Ведь этой атмосферой большого приморского города, влажной, насыщенной запахами мировой торговли и сытой жизни, – этим воздухом дышали его отцы и деды, дышал им и он в полном единодушии с предками, спокойно и уверенно, считая, что иначе и быть не может. Он привык к испарениям воды, угля, смолы, к пряным ароматам разнообразнейших колониальных товаров, он видел, как в гавани огромные подъемные краны неторопливо, умно и с чудовищной мощью, словно подражая рабочим слонам, извлекают тонны грузов – мешки, тюки и ящики, бочки и баллоны – из чрева стоящих на якоре морских судов и переносят их в товарные вагоны и на склады. Он видел коммерсантов в желтых резиновых плащах, – такой же носил и он, – спешивших в полдень на биржу, где, как он знал, началась очередная горячка, и кто-нибудь из них мог легко быть поставлен в необходимость, чтобы поддержать свои кредиты, спешно разослать приглашения на званый обед. Он наблюдал (впоследствии его интересы были связаны именно с этой областью) суету на верфях, мамонтовые туши поставленных в доки судов, ходивших в Азию и Африку, высоких, словно башни, с обнаженными винтами и килями, подпертых гигантскими сваями; чудовищно беспомощные на суше, они были осыпаны армиями казавшихся карликами рабочих, которые стругали, забивали гвозди, красили; под навесом эллингов, окутанных клубами тумана, высились остовы будущих кораблей, а инженеры, держа в руках конструкционные чертежи и таблицы Ленца, давали указания строителям.
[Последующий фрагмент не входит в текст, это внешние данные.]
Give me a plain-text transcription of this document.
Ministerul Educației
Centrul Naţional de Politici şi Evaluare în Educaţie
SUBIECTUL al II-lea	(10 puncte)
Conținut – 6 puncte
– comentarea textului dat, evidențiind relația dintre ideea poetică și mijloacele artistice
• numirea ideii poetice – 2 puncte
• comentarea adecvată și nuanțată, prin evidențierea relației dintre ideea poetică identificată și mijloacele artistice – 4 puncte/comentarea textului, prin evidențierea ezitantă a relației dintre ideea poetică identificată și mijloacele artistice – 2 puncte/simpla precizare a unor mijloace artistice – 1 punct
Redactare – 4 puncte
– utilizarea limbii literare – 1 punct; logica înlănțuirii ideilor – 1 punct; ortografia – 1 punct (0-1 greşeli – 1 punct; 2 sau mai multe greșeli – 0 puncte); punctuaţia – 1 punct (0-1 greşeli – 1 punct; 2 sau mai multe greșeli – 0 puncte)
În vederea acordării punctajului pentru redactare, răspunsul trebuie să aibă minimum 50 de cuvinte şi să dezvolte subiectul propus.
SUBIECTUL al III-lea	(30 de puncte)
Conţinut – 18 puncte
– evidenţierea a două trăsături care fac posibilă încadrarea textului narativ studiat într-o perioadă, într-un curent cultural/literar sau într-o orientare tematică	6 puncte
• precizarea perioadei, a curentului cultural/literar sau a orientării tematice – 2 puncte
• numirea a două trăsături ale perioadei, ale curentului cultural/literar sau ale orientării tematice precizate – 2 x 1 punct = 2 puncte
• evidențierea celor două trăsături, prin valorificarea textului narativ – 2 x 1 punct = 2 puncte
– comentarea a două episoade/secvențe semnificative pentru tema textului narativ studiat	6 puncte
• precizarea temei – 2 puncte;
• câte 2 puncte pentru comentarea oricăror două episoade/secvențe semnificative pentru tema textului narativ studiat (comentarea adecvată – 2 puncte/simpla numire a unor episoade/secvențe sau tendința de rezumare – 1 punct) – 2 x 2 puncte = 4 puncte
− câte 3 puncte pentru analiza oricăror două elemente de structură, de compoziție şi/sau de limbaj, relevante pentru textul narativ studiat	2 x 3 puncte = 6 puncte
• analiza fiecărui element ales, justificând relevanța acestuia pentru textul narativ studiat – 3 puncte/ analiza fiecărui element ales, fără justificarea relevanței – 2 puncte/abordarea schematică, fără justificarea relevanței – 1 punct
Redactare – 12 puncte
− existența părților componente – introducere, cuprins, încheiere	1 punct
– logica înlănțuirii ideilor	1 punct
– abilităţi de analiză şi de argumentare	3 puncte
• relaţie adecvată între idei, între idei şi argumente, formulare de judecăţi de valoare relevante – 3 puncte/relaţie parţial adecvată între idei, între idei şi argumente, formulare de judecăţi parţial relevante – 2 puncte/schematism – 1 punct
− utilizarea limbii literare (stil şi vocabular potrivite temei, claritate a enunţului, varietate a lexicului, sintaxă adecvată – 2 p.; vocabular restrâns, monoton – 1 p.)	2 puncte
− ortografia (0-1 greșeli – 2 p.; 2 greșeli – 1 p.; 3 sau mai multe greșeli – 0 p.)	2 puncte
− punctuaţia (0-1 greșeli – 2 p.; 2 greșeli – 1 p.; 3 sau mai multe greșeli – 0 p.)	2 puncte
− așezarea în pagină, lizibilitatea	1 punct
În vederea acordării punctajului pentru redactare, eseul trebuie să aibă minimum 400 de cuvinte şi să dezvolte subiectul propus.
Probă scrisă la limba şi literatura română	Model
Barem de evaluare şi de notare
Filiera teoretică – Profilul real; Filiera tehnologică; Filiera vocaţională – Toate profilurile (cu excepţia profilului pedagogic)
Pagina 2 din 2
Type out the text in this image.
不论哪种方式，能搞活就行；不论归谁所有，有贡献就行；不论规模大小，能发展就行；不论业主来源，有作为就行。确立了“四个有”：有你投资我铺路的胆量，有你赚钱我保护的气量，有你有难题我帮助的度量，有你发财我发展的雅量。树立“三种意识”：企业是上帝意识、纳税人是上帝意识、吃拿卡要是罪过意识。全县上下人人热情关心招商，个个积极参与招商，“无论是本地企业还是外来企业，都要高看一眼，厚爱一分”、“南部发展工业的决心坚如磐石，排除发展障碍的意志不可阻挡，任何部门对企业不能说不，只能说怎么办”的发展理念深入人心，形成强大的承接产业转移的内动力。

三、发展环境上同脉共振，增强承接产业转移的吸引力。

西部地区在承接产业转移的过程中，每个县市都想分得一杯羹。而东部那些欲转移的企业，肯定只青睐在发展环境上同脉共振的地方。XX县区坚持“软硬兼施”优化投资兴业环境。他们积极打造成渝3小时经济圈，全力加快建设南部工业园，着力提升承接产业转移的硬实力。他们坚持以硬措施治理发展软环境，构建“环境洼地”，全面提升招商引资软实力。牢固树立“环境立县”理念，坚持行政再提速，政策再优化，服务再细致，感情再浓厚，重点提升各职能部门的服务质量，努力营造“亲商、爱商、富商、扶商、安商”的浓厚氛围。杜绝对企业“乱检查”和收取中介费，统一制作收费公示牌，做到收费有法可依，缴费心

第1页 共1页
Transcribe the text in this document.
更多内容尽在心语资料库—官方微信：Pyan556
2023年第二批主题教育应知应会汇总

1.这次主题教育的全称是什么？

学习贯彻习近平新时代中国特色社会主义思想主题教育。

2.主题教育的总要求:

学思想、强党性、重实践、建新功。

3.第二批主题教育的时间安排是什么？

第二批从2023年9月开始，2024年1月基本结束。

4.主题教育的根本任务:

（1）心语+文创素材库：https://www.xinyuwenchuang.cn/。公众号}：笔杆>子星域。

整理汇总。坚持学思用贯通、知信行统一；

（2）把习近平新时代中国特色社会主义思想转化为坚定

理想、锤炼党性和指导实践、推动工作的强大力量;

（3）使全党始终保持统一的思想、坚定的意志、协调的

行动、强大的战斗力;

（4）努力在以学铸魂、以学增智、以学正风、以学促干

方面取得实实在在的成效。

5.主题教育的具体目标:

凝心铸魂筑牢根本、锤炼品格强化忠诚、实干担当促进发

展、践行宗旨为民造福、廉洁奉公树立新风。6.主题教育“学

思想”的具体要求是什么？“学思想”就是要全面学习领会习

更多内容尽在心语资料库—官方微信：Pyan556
Все это были картины, знакомые Гансу Касторпу с детства, они вызывали в нем лишь ощущение чего-то привычного и родного, частью чего был он сам; причем ощущения эти достигали особенной силы, когда он с Джемсом Тинапелем или двоюродным братом Цимсеном, Иоахимом Цимсеном, посиживал воскресным утром в Альстерском павильоне, завтракая копченым мясом с булкой и стаканом старого портвейна, а затем, откинувшись на спинку стула, с упоением затягивался сигарой. Ибо его натура в том и сказывалась, что он любил хорошую жизнь и, невзирая на свою малокровную и утонченную наружность, жаждал, как ненасытный малыш груди матери, грубых и сочных радостей существования.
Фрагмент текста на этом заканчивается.